The third section in this window, for lift analysis, gives us a little more detail on the average outperformance.

Scrolling down, section four breaks down the average, max, min and standard deviation of the respective groups.

Next we come to a chart that displays the treatment group stores and their respective control stores. We can see that in general, the blue dots, or treatment stores, performed significantly better than the control stores.

Below this chart, we have a line chart, a standard box and whisker plot, and a violin plot. We won't go through these charts, but feel free to review them in your own time. At this point, we're ready to move on to the second step and analyze the sales data. We'll bring a second AB analysis tool onto the canvas and again connect the C input to the AB controls work stream, the T input to the treatment group work stream, and the P input to the trial sample groups work stream.

We'll configure this tool in the same manner as the previous one. We'll again specify the control unit identifier as controls, the control unit as treatments, both the treatment unit identifier and performance unit identifier as store, and view performance data on the weekly level. This time, we'll specify the performance measure as sum sales. We'll then go to the dates tab, set our start date as February 16th 2015 and our end date as March 29th 2015.

Again, we'll add all browses and run the work flow.

Let's open the first browse tool and look at the results.

The summary tells us that year over year sales for the treatment group grew by 8.9% versus 4.3% for the controls.
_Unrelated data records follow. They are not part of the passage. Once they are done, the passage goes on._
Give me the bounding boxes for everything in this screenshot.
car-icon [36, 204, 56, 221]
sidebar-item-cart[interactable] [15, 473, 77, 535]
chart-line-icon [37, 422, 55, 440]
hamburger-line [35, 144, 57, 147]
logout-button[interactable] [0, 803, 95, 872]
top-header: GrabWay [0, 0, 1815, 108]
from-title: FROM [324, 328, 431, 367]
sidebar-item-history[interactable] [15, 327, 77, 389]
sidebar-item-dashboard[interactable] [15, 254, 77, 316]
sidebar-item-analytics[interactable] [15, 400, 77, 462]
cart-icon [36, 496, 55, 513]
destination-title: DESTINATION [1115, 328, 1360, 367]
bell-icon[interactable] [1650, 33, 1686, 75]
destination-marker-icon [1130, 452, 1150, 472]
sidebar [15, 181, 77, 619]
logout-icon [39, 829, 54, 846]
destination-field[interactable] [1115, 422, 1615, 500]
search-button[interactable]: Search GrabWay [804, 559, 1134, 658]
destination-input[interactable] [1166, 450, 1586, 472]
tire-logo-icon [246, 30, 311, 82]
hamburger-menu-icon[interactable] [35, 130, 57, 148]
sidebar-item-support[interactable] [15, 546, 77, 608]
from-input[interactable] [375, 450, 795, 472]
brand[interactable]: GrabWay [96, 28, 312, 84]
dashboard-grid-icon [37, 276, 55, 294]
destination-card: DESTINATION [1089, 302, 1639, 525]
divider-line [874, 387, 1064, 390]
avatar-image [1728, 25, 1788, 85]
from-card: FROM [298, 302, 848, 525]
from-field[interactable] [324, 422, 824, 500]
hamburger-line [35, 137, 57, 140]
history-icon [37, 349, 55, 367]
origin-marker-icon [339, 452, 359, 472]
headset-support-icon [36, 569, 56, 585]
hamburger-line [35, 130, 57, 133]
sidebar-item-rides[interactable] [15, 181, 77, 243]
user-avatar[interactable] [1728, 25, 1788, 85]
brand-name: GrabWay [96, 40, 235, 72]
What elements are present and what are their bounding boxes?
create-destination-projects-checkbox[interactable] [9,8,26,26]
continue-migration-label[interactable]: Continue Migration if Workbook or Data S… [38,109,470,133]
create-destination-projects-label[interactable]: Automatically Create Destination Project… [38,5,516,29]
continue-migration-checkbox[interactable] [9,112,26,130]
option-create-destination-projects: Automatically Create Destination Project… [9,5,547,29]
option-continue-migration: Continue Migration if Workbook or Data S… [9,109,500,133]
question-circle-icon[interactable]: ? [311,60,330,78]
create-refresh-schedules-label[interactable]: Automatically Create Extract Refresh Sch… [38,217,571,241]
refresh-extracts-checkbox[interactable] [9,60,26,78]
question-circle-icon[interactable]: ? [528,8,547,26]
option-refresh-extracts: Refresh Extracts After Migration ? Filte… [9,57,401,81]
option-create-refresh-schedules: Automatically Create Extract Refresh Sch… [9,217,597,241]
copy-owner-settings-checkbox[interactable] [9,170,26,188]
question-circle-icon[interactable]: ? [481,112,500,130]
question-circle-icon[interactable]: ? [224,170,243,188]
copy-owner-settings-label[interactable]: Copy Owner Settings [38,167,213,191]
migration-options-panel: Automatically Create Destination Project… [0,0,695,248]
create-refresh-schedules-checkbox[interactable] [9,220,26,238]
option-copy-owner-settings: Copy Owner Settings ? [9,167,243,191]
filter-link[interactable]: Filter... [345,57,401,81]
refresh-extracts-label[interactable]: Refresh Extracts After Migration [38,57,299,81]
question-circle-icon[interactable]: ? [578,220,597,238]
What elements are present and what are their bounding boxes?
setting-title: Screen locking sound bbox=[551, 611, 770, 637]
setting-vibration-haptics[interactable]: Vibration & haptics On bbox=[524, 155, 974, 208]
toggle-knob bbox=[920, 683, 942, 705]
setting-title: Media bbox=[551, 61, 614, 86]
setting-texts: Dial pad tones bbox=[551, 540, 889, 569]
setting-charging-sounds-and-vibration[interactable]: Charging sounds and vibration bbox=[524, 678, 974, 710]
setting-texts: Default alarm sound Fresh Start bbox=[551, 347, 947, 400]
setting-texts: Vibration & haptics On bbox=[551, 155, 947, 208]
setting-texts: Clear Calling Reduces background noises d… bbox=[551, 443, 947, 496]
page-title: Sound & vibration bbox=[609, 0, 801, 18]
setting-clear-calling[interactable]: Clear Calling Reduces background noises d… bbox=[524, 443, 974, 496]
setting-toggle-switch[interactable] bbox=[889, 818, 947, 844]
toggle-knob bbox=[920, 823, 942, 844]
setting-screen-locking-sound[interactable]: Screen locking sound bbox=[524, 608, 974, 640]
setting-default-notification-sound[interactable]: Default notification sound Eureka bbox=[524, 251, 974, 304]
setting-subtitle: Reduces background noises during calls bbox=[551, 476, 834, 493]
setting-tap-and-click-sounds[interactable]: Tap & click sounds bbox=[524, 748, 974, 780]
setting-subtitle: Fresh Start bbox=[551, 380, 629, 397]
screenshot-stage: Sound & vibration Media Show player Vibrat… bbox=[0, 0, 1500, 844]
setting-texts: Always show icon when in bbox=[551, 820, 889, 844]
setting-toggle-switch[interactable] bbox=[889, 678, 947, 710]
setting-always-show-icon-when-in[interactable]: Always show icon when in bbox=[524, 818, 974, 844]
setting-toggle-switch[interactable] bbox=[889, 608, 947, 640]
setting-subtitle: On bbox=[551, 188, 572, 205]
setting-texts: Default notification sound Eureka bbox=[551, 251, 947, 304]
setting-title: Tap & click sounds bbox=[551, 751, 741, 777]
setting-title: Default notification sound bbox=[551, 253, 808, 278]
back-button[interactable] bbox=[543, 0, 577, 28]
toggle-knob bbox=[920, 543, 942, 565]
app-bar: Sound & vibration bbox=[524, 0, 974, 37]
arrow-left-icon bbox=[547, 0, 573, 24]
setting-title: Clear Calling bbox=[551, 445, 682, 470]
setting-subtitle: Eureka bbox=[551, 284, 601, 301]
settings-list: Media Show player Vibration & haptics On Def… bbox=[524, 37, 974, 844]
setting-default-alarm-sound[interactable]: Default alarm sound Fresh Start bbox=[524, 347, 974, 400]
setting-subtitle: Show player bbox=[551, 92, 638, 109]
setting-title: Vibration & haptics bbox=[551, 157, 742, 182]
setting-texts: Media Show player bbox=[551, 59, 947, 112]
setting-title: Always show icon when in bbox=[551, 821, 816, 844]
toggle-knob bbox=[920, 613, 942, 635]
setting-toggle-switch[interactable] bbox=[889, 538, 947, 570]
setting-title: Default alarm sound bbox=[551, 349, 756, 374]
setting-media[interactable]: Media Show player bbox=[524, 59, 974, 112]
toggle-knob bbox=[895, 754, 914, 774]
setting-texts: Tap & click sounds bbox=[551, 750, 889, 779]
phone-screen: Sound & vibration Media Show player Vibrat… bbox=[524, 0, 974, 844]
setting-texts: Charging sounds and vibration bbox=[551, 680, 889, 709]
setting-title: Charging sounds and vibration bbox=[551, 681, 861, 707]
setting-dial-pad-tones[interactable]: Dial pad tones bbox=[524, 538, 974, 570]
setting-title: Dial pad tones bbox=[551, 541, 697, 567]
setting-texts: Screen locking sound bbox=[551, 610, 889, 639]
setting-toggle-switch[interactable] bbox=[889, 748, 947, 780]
Again, this is an outperformance of 4.5%. As you might expect, lift was again 4.8%. Based on the results from these two analyses, it's clear that the store revamp has resulted in a marked improvement well above the 4% threshold required by the managing director. We'll recommend that the new layout is rolled out to all Ben's Beverages stores. This marks an end to the AB testing section of this course. In the next lesson, we'll introduce the concept of market basket analysis.